そして、今、ピアソラは、音楽とは「愛のようなものです」と、晴々とした表情でいいきり、さら
に、このようにいう、「したがってわたしにとっては、バンドネオンをひくということは、愛のおこ
ないです」。
音楽に対する並々ならぬ愛があるためか、ピアソラには、いわゆる還暦をすぎた人とは思えぬ活力
が感じられた。はなす声には張りがあり、そしてまたそのはなしぶりは限りなくしなやかであった。

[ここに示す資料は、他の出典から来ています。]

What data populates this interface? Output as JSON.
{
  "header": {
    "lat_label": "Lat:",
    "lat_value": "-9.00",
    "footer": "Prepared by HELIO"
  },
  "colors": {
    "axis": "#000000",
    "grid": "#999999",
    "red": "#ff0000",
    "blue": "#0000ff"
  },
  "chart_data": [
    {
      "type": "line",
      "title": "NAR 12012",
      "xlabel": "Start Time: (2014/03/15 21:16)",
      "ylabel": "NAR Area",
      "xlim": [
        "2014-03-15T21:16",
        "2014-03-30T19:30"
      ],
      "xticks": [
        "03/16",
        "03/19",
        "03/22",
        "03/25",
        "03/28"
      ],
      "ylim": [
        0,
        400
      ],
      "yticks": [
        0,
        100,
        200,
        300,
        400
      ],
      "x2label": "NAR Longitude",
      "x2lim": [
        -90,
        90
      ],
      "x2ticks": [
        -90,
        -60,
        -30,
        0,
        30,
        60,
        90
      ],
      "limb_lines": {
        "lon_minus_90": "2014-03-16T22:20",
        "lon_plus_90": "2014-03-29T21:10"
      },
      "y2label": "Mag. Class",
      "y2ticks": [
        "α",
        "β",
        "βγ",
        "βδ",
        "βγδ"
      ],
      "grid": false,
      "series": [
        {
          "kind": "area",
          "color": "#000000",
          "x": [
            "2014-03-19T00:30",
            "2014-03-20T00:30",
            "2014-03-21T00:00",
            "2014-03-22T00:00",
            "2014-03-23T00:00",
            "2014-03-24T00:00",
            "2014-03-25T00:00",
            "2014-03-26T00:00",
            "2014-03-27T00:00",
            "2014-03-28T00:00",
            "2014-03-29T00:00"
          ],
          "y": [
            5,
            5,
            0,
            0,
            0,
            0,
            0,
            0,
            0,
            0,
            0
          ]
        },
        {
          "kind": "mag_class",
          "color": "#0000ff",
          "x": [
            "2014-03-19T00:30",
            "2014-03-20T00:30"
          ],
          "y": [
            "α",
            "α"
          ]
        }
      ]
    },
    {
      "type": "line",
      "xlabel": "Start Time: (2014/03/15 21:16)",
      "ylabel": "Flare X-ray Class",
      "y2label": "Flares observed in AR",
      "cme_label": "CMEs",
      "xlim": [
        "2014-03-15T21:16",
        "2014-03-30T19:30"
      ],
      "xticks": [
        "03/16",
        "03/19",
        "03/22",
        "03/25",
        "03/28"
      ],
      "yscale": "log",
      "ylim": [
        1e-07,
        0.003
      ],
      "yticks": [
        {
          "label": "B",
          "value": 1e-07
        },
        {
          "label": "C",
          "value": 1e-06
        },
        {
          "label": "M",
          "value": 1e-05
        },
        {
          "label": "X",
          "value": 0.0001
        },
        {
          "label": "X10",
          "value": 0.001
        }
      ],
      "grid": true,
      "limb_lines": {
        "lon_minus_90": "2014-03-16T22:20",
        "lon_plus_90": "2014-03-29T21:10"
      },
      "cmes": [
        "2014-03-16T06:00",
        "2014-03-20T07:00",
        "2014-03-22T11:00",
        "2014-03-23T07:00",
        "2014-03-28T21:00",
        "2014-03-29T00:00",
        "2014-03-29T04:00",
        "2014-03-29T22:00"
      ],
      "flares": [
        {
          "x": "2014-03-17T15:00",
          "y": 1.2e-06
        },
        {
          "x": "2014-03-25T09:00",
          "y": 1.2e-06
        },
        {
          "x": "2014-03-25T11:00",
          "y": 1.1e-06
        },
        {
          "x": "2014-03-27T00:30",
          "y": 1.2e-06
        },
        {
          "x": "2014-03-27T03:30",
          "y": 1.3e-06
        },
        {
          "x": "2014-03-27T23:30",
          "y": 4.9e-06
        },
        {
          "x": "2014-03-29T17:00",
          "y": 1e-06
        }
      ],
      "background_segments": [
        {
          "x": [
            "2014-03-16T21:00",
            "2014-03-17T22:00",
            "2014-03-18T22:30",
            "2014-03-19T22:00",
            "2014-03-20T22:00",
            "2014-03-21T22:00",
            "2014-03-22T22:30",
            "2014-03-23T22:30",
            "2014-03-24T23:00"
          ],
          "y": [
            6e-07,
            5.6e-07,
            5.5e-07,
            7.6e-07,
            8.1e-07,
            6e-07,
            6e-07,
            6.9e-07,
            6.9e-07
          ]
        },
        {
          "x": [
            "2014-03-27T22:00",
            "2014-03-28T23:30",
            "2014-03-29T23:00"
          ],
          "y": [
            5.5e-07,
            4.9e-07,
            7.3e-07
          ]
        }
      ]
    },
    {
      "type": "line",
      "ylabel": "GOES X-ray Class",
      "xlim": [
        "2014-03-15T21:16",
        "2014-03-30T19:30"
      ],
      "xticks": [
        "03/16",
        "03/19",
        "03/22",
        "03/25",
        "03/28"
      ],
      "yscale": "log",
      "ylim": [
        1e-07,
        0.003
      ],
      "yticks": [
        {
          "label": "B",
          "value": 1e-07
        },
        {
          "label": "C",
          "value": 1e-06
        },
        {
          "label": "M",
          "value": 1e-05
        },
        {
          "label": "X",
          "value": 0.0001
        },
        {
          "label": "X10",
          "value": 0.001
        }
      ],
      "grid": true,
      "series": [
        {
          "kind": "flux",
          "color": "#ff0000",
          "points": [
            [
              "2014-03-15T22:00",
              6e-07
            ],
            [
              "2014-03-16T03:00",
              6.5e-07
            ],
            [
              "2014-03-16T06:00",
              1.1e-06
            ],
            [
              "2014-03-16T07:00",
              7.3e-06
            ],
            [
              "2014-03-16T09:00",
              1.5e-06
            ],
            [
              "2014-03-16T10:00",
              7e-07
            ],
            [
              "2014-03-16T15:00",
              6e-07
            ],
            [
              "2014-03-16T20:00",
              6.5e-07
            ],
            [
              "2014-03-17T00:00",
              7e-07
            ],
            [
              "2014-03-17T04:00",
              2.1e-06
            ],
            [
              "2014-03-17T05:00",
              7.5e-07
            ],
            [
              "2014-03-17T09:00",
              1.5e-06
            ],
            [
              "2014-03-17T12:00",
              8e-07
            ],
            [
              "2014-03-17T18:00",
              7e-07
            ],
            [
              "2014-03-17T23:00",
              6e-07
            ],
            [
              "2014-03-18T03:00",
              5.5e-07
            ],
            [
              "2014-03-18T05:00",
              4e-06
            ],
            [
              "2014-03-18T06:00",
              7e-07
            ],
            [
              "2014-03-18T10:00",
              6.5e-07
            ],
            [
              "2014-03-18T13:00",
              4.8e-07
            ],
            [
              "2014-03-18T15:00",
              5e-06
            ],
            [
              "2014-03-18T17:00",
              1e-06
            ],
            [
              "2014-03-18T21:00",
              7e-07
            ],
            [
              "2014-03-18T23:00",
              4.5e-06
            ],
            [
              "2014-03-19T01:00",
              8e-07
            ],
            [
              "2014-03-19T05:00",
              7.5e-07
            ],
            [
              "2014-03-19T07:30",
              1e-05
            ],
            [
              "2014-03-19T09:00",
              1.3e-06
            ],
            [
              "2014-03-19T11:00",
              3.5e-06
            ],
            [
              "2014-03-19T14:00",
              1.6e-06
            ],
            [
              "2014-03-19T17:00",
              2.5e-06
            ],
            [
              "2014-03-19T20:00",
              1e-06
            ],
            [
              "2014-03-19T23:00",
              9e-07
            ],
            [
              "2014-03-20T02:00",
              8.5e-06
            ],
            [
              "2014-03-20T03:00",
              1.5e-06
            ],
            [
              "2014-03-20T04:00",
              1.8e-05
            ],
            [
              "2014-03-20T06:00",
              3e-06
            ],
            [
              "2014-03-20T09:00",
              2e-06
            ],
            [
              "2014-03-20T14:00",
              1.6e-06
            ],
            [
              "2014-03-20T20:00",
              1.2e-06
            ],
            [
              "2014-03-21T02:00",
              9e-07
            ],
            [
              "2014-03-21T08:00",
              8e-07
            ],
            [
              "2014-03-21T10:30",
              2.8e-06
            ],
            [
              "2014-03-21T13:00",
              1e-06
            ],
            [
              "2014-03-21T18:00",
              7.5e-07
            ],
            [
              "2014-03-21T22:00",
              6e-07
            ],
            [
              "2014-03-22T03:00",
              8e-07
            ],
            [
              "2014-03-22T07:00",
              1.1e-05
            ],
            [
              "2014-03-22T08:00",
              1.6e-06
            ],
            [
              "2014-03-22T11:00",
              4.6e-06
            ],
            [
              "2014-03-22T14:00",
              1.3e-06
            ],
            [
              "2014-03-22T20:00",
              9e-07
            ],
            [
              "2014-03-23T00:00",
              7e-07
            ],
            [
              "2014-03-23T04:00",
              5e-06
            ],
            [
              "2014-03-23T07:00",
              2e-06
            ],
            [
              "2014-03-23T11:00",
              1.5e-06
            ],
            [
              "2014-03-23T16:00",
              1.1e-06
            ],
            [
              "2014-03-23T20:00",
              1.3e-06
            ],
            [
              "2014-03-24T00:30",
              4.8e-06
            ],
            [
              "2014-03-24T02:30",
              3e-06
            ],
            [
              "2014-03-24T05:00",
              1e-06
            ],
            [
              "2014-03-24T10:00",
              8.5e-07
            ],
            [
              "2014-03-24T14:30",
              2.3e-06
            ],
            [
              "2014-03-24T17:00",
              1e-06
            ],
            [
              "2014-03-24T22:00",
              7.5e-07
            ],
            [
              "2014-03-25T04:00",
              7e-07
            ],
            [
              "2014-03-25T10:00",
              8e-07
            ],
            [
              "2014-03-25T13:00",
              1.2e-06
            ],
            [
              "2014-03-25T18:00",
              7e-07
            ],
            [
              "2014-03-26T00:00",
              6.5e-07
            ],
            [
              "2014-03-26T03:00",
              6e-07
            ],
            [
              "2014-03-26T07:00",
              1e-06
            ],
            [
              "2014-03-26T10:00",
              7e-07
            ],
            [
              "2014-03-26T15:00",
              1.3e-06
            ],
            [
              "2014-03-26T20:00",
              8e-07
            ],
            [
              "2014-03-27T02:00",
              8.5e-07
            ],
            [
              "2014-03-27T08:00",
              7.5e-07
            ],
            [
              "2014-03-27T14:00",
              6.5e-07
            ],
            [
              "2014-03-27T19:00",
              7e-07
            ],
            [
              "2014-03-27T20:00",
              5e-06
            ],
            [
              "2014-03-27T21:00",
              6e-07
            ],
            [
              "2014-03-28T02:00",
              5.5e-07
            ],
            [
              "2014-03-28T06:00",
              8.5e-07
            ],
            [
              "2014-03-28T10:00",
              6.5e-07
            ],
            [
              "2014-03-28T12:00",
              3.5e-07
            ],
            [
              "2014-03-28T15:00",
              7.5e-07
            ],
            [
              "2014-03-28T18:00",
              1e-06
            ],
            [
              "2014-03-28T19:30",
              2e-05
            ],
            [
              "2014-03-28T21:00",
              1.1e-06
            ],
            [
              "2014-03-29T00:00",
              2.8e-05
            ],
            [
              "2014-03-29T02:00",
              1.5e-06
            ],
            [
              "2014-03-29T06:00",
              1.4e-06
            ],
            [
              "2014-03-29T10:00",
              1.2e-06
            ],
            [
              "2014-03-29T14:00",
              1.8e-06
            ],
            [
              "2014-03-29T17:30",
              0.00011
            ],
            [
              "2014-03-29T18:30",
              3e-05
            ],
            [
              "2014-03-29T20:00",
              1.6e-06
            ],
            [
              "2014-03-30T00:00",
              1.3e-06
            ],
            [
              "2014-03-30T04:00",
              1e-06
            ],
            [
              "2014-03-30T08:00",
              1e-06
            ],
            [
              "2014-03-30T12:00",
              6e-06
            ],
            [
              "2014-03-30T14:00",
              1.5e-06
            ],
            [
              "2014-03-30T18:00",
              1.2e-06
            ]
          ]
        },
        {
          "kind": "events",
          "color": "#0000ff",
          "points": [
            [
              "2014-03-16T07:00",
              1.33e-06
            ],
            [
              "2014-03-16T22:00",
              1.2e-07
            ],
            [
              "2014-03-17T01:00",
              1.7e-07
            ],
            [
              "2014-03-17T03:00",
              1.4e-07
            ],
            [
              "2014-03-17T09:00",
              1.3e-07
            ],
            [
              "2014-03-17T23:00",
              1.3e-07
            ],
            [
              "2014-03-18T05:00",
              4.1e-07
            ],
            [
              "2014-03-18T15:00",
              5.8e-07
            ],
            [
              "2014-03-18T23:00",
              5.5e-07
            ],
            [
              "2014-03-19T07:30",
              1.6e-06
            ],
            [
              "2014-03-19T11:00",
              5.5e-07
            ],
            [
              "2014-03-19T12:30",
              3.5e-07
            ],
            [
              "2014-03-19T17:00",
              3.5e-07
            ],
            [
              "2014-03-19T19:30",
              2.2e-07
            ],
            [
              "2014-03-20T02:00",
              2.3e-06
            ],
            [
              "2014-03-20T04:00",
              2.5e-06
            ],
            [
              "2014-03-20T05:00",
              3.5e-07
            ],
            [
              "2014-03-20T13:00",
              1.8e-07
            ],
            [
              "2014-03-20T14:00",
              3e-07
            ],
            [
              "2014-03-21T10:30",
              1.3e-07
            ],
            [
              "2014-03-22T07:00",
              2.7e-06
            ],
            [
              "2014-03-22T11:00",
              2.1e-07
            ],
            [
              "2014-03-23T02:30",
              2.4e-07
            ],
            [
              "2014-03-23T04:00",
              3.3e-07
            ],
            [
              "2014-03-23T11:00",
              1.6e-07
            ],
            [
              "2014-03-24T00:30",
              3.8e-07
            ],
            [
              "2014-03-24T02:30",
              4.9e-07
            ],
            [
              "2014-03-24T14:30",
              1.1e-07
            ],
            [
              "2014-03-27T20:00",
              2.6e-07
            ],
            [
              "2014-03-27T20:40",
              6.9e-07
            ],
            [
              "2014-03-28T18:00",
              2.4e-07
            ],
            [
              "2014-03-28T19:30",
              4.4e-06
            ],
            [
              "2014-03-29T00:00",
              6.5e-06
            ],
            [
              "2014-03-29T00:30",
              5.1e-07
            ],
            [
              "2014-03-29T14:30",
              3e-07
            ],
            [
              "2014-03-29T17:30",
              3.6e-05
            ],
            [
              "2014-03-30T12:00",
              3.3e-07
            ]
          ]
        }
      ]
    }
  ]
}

ピアソラの瞳は、まるで好奇心旺盛な少年の瞳のように、きらきらと輝いていた。はなしをきいてい
て、相手が二十代の青年と錯覚しかねないようなオフ・ステージのピアソラであった。
しかし、ピアソラがその持前の尋常ならざる生気をあきらかにしたのは、むろん演奏会場でであっ
た。一九二一年生れのピアソラは、いかなる音楽家にもまして若若しく、彼の音楽を提示した。若い
人たちに対してペシミスティックであるといったピアソラの言葉は、ピアソラの永遠の若さがいわせ
た言葉であった。
僭越を承知のうえで、最後にひとこと、つけくわえさせていただく。昨年の十一月二十一日に、五
反田の簡易保険ホールでおこなわれた、ピアソラ五重奏団による演奏会の模様は、NHK がテレビと
FM 放送用に、収録した。放送日はまだ未定ということであるが、どうぞ、おみのがし、おききのが
しのないように。当日の演奏をきいているので、自信をもっていえるが、そこできけるのは、きく人
を圧倒せずにはおかない、まさに歴史的な名演奏である。
※「エル・ジャポン」1985 年 2 月号
1984 年のピアソラの演奏会は、後に「東京のアストル・ピアソラ」として CD 化されました。